Back in the day, Kings had food tasters. The duty of the “taster” was to eat some of the food prepared for the king and if the taster died, then the king would know that he needed to order something different off the menu.
Today we call those people focus groups. They’re designed to provide research and insight into what people really want. Advertising agencies, brands and even politicians spend a lot of money gleaning information from focus groups. But are they really needed in advertising?
Advertising is an entire industry created and designed to offer you up “food” that may or may not be “good” for you. The bad news is that we are all “tasters”. But it doesn’t have to be that way. There’s a very simple answer. Before you serve up crap, think to yourself if you’d want to consume it. Are you willing to spend 30 seconds of your life watching the commercial that you expect everyone else to watch?
Case in point. We all have smartphones. When was the last time you looked forward with great anticipation to receiving an ad on your phone? We all know we hate that crap. So if you hate it and I hate it and we all know we hate it…why is it served up to us? Seeing your pablum on my smartphone doesn’t endear me to your brand. It makes me turn away from it.
Marketing is now all about communication. True communication is dialogue, not monologue. The Harvard Business Review recently published an article underscoring this point. In the article the author says that “the best way for marketers to communicate through mobile will be with apps. Apps will trump traditional ads in part because consumers don’t perceive them as advertising.”

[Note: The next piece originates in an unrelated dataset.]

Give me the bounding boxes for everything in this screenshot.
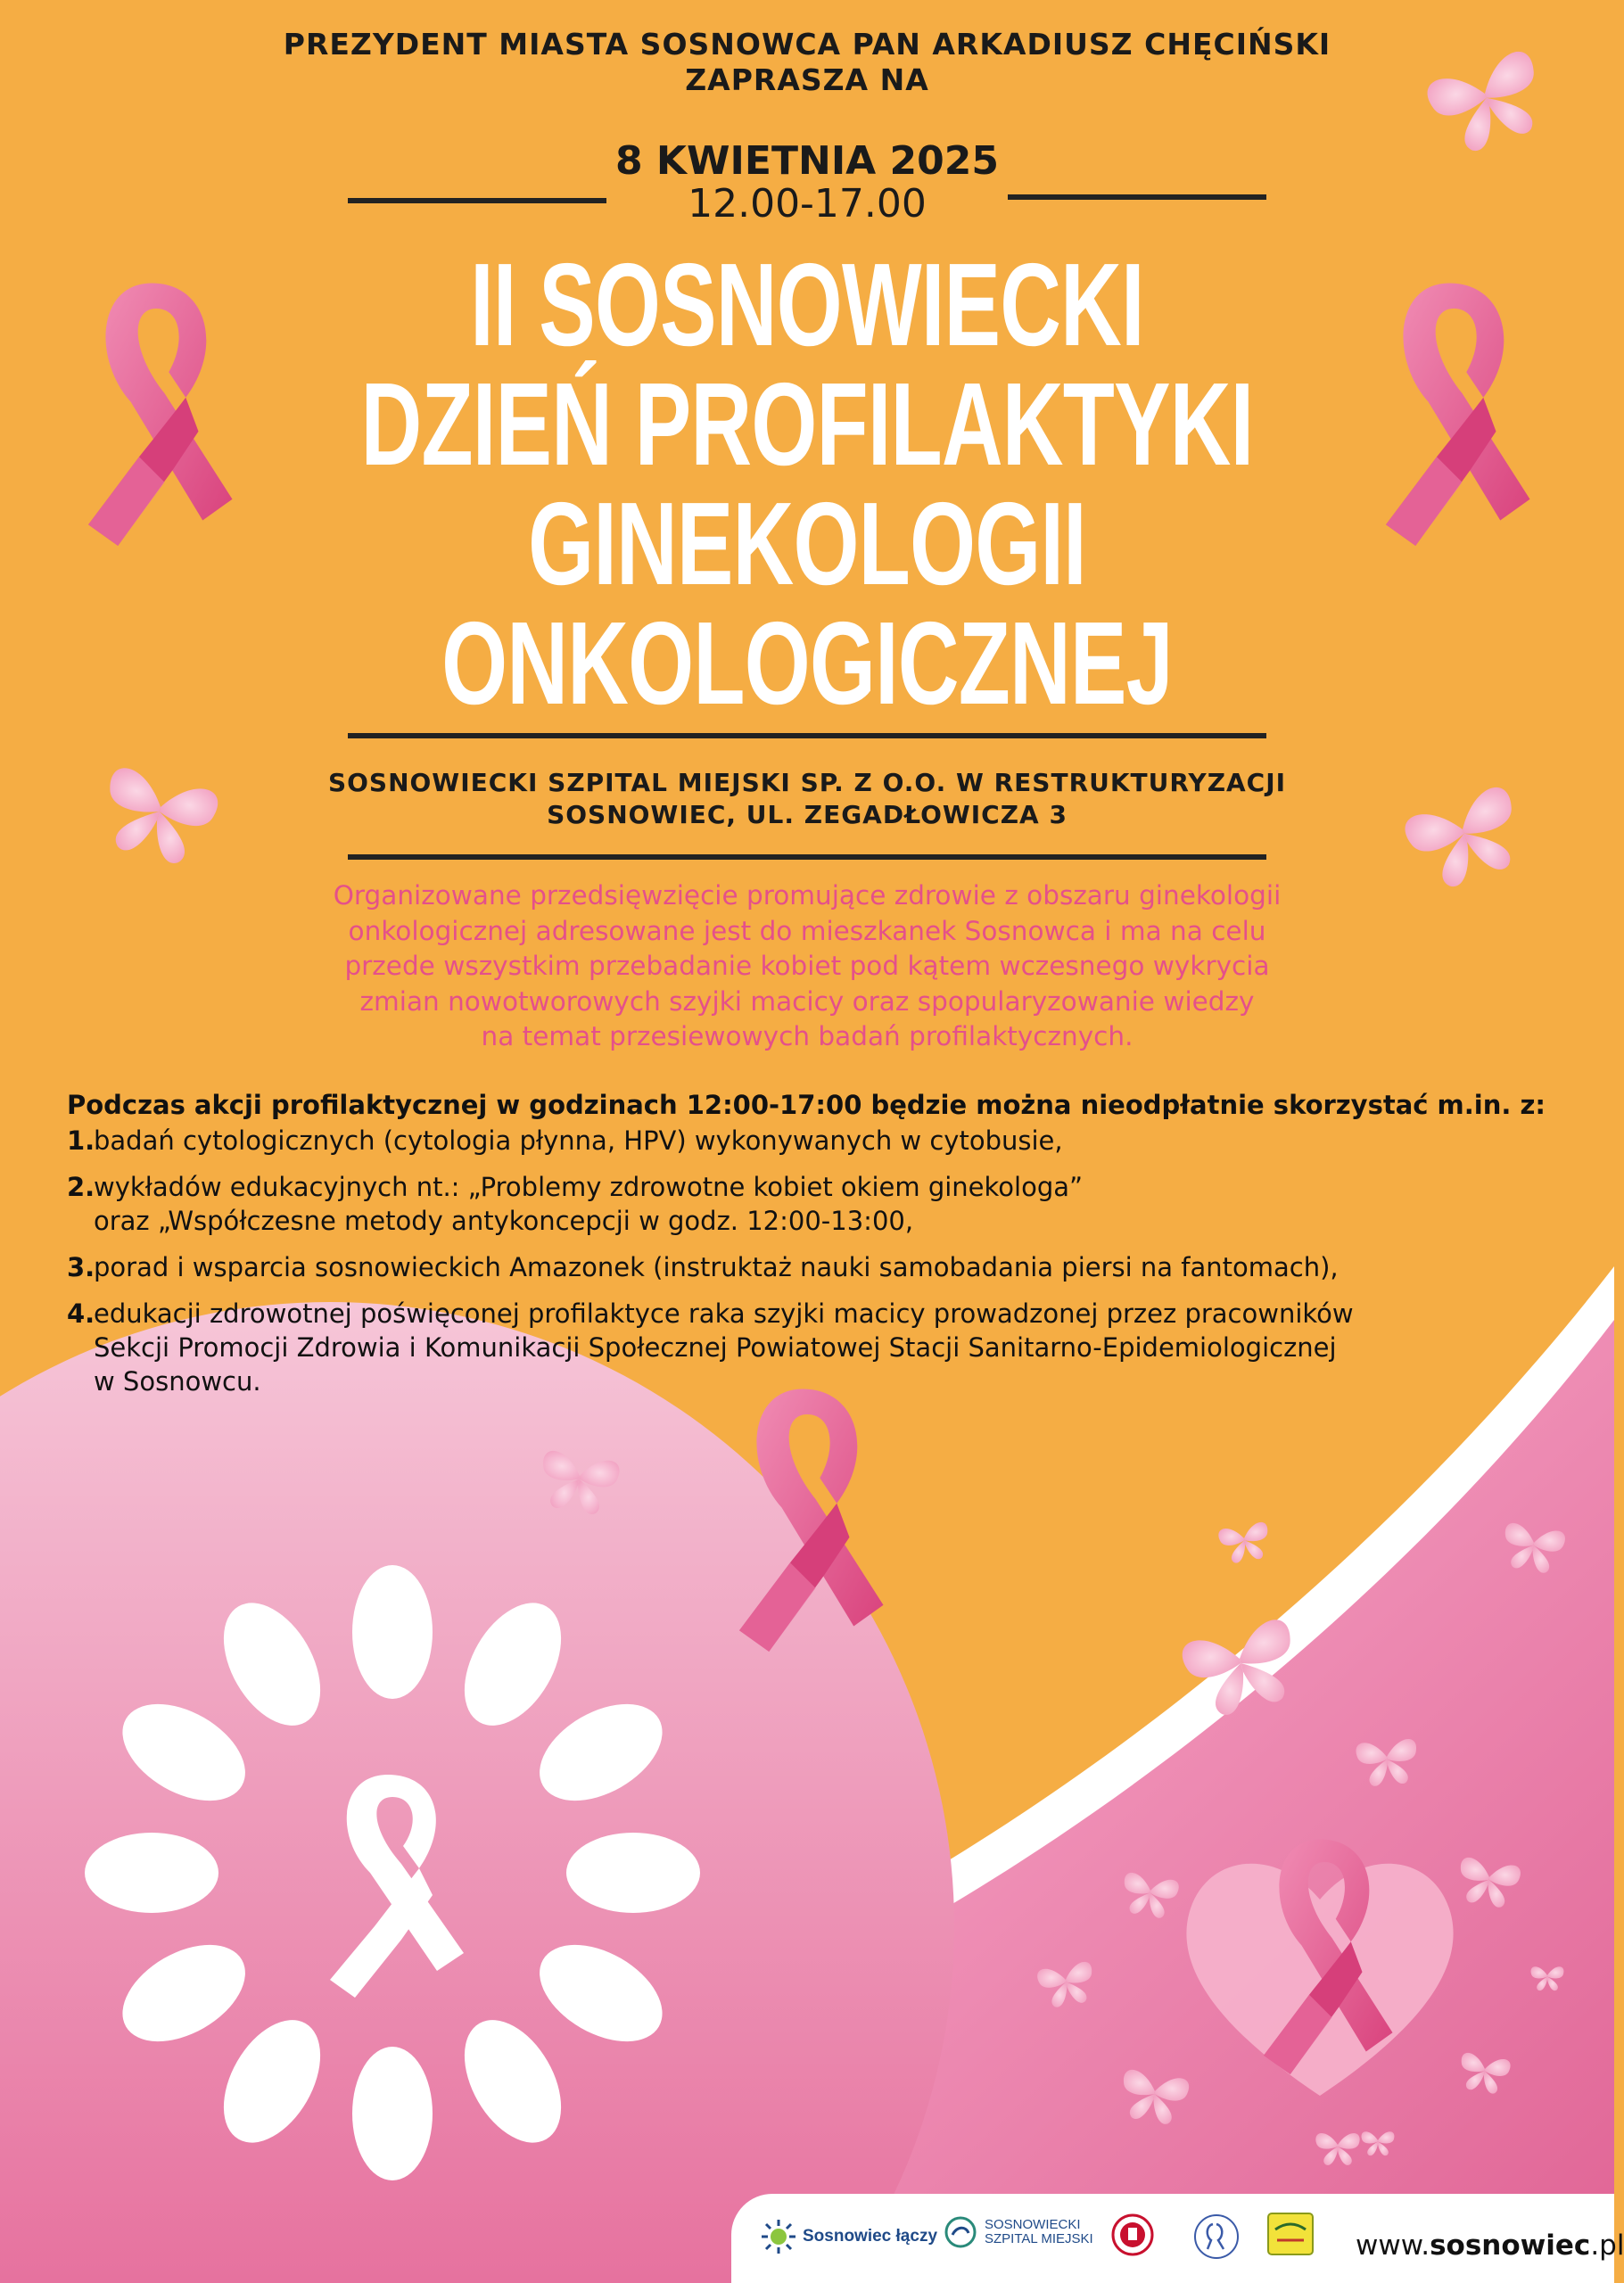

Wonder why he said that? Simple, people don’t want ads served to them on mobile devices. But you already knew that right? I mean, you didn’t need a focus group to tell you that did you?
Perhaps there should be a “taster” in every ad agency. Someone who has to consume the crappy stuff before it gets served to the king. Then maybe people would realize that you’re killing the king and really turning his stomach with the stuff you’re serving up.
Oh, and in case you didn’t get my metaphor, you do know that the “Consumer is King“…don’t you?